Informal Labour and Credit Markets: A Survey.



7 Conclusions

Since the initial studies on informality (ILO, 1972) and the influential work of De Soto
(1989), empirical and theoretical findings on the informal economy have been extensive
and often contrasting. Furthermore, the concept of informality has changed over time.
Chen (2007) describes the move from the ‘old’ view of an informal sector to a more
comprehensive concept of the informal economy (i.e. from the characteristics of the firm
to the characteristics of the employment relationship).
28 Open questions on the definition,
methods of estimation, causes and effects of the informal economy point to the need for
more work in the area.

We have reviewed two main approaches.
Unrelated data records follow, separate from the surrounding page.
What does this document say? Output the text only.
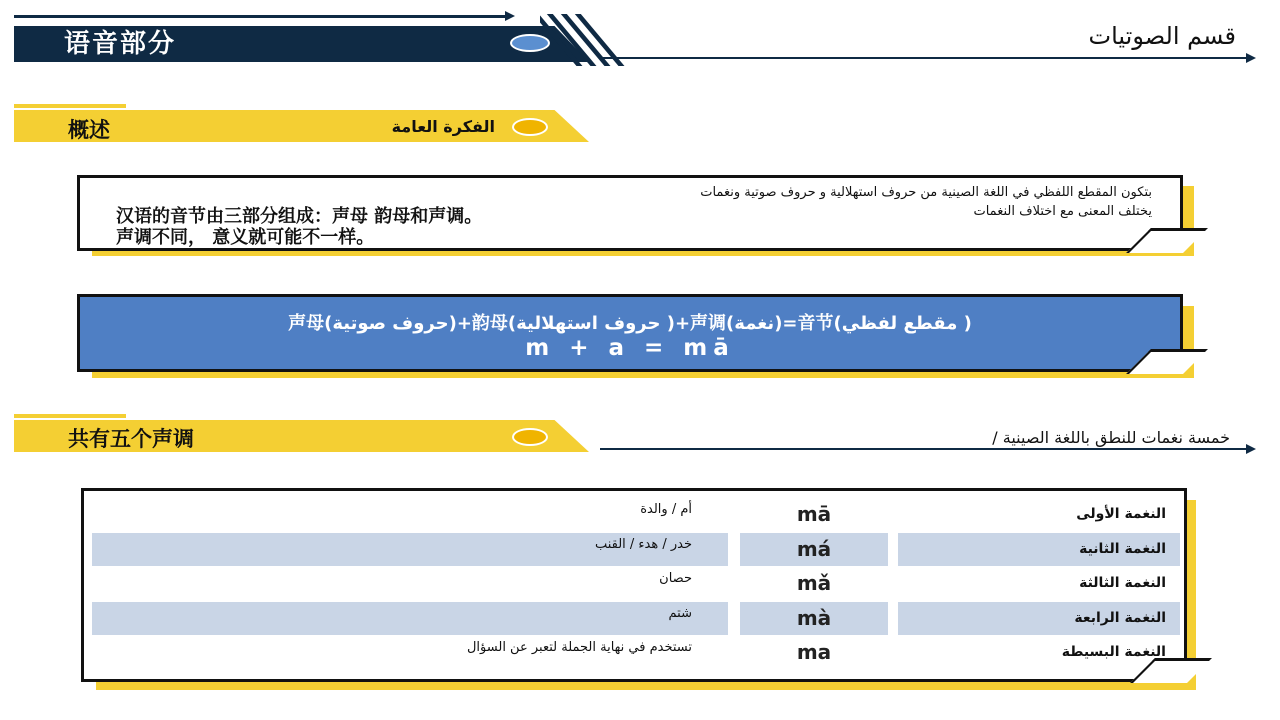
语音部分	قسم الصوتيات
概述	الفكرة العامة
بتكون المقطع اللفظي في اللغة الصينية من حروف استهلالية و حروف صوتية ونغمات
يختلف المعنى مع اختلاف النغمات
汉语的音节由三部分组成：声母 韵母和声调。
声调不同， 意义就可能不一样。
声母(حروف صوتية)+韵母(حروف استهلالية )+声调(نغمة)=音节(مقطع لفظي )
m + a = mā
共有五个声调	خمسة نغمات للنطق باللغة الصينية /
النغمة الأولى
mā
أم / والدة
النغمة الثانية
má
خدر / هدء / القنب
النغمة الثالثة
mǎ
حصان
النغمة الرابعة
mà
شتم
النغمة البسيطة
ma
تستخدم في نهاية الجملة لتعبر عن السؤال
A strand of the informality literature focuses
on the theoretical issues of informality in the credit market. Another strand of theoretical
research investigates informality in the labour market. The two modelling approaches
address many of the stylized fact describes in section 2.4 (SF3, SF4, SF5, SF6, SF7 and
SF8 for the informal employment and SF15, SF18, SF19, SF20, SF21 and SF22 for the
informal credit markets), while others require further development (SF1, SF2, SF13, and
SF14 for the informal employment and SF 16 and SF17 for the informal credit markets).
Clearly, the two views share many theoretical and policy issues. In general, we are left
with few key questions. How effective are government policies in countries with a large
informal (and often) unobservable labour/credit markets? What are the links between
informality and (endogenous) growth? Can informality be good in some respects? What
is the link between informality and gender inequality? Our assessment of the literature is
that most of the existing models, though relevant, share a partial equilibrium approach
to informality. A closer scrutiny of the phenomenon able to capture various aspects of
informality (i.e. multi-informality in the product, labour and credit markets) requires a
dynamic general equilibrium approach in which households’ and producers’ choices over
time are explicitly taken into account.

28See ILO (1972), ILO (2002) and Table 2 for details.